For one, what happens next? I actually kept working at Fry's...for a little while. One thing I neglected to mention is that I was actually really good at sales. Empathy is a powerful tool, and I find that customers tend to respond better when you make an effort to care about them, even if Fry’s almost actively discourages it. Over the course of December, I actually managed to eliminate the absurd $650 debt. And there was something to look forward to: my dad was planning a vacation with his entire side of the family to Barcelona for Christmas and I was invited. I asked if I could take time off from the Dec 24 to the Jan 2, and you’ll never believe how that went.

My supervisor said no. Due to expected seasonal business, employees weren’t allowed to take time off between Dec 23 and Mar 28. I thought about it a little bit, and two days after I asking for time off, I just flat out quit on the spot. I was a gentleman about it, said I found a better opportunity elsewhere and worked the rest of my shift wholeheartedly, but if they weren’t going to let me spend a hard earned vacation with my family then screw them. That week and a half was absolutely wonderful. It was sadly is one of the last vacations I got to spend with my grandfather before he passed away, but that meant the decision to go was totally worth it.
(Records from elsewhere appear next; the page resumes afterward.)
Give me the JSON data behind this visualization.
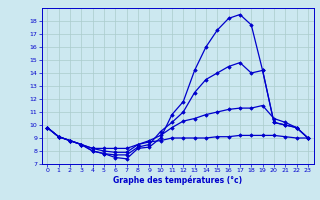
{
  "background_color": "#cce8f0",
  "grid_color": "#aacccc",
  "line_color": "#0000cc",
  "title": "Graphe des températures (°c)",
  "xlim": [
    -0.5,
    23.5
  ],
  "ylim": [
    7,
    19
  ],
  "yticks": [
    7,
    8,
    9,
    10,
    11,
    12,
    13,
    14,
    15,
    16,
    17,
    18
  ],
  "xticks": [
    0,
    1,
    2,
    3,
    4,
    5,
    6,
    7,
    8,
    9,
    10,
    11,
    12,
    13,
    14,
    15,
    16,
    17,
    18,
    19,
    20,
    21,
    22,
    23
  ],
  "line1": {
    "x": [
      0,
      1,
      2,
      3,
      4,
      5,
      6,
      7,
      8,
      9,
      10,
      11,
      12,
      13,
      14,
      15,
      16,
      17,
      18,
      19,
      20,
      21,
      22,
      23
    ],
    "y": [
      9.8,
      9.1,
      8.8,
      8.5,
      8.0,
      7.8,
      7.5,
      7.4,
      8.2,
      8.3,
      9.0,
      10.8,
      11.8,
      14.2,
      16.0,
      17.3,
      18.2,
      18.5,
      17.7,
      14.2,
      10.2,
      10.0,
      9.8,
      9.0
    ]
  },
  "line2": {
    "x": [
      0,
      1,
      2,
      3,
      4,
      5,
      6,
      7,
      8,
      9,
      10,
      11,
      12,
      13,
      14,
      15,
      16,
      17,
      18,
      19,
      20,
      21,
      22,
      23
    ],
    "y": [
      9.8,
      9.1,
      8.8,
      8.5,
      8.0,
      7.8,
      7.7,
      7.7,
      8.3,
      8.5,
      9.5,
      10.2,
      11.0,
      12.5,
      13.5,
      14.0,
      14.5,
      14.8,
      14.0,
      14.2,
      10.2,
      10.0,
      9.8,
      9.0
    ]
  },
  "line3": {
    "x": [
      0,
      1,
      2,
      3,
      4,
      5,
      6,
      7,
      8,
      9,
      10,
      11,
      12,
      13,
      14,
      15,
      16,
      17,
      18,
      19,
      20,
      21,
      22,
      23
    ],
    "y": [
      9.8,
      9.1,
      8.8,
      8.5,
      8.2,
      8.0,
      7.9,
      7.9,
      8.5,
      8.8,
      9.2,
      9.8,
      10.3,
      10.5,
      10.8,
      11.0,
      11.2,
      11.3,
      11.3,
      11.5,
      10.5,
      10.2,
      9.8,
      9.0
    ]
  },
  "line4": {
    "x": [
      0,
      1,
      2,
      3,
      4,
      5,
      6,
      7,
      8,
      9,
      10,
      11,
      12,
      13,
      14,
      15,
      16,
      17,
      18,
      19,
      20,
      21,
      22,
      23
    ],
    "y": [
      9.8,
      9.1,
      8.8,
      8.5,
      8.2,
      8.2,
      8.2,
      8.2,
      8.5,
      8.7,
      8.8,
      9.0,
      9.0,
      9.0,
      9.0,
      9.1,
      9.1,
      9.2,
      9.2,
      9.2,
      9.2,
      9.1,
      9.0,
      9.0
    ]
  }
}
And those were just the immediate benefits, the rest was a lot more permanent to who I became as an individual. Despite how soul-crushing that experience was, I think even the simple act of quitting such a bad situation instilled a better sense of self-worth into me. While I will acknowledge that weekend was as pleasant as a root canal, it has left me awfully optimistic and well functioning for all jobs I’ve had since then as every single one of them has been “unequivocally better than Fry’s”. Ask any employee I’ve worked with, they’ll tell you I do quite well in high pressure situations and always bring a good attitude wherever I go. There’s a confidence, however misled, that I comfortably wield in feeling that I’ve endured the hardest thing, and while I do still think my skills have a ways to go in my preferred fields of study, I can proceed knowing that I have the fortitude and attitude to allude that my aptitude has verisimilitude.

And I’m happy to say I’ve never fallen into the trap of tactical apathy since. For all my undertakings since, I’ve allowed myself to continue caring and showing passion in whatever job I take. While that’s led to more than a few difficult conversations, I refuse to let any terrible system break me down into a pattern of apathetic convenience. After 22.5 hours of suffering, I walked away with unreasonable debt, a bag of Cheetos, and the ability to instill that passion into all that I do, and I'm confident that not even the passage of time will remove it from me.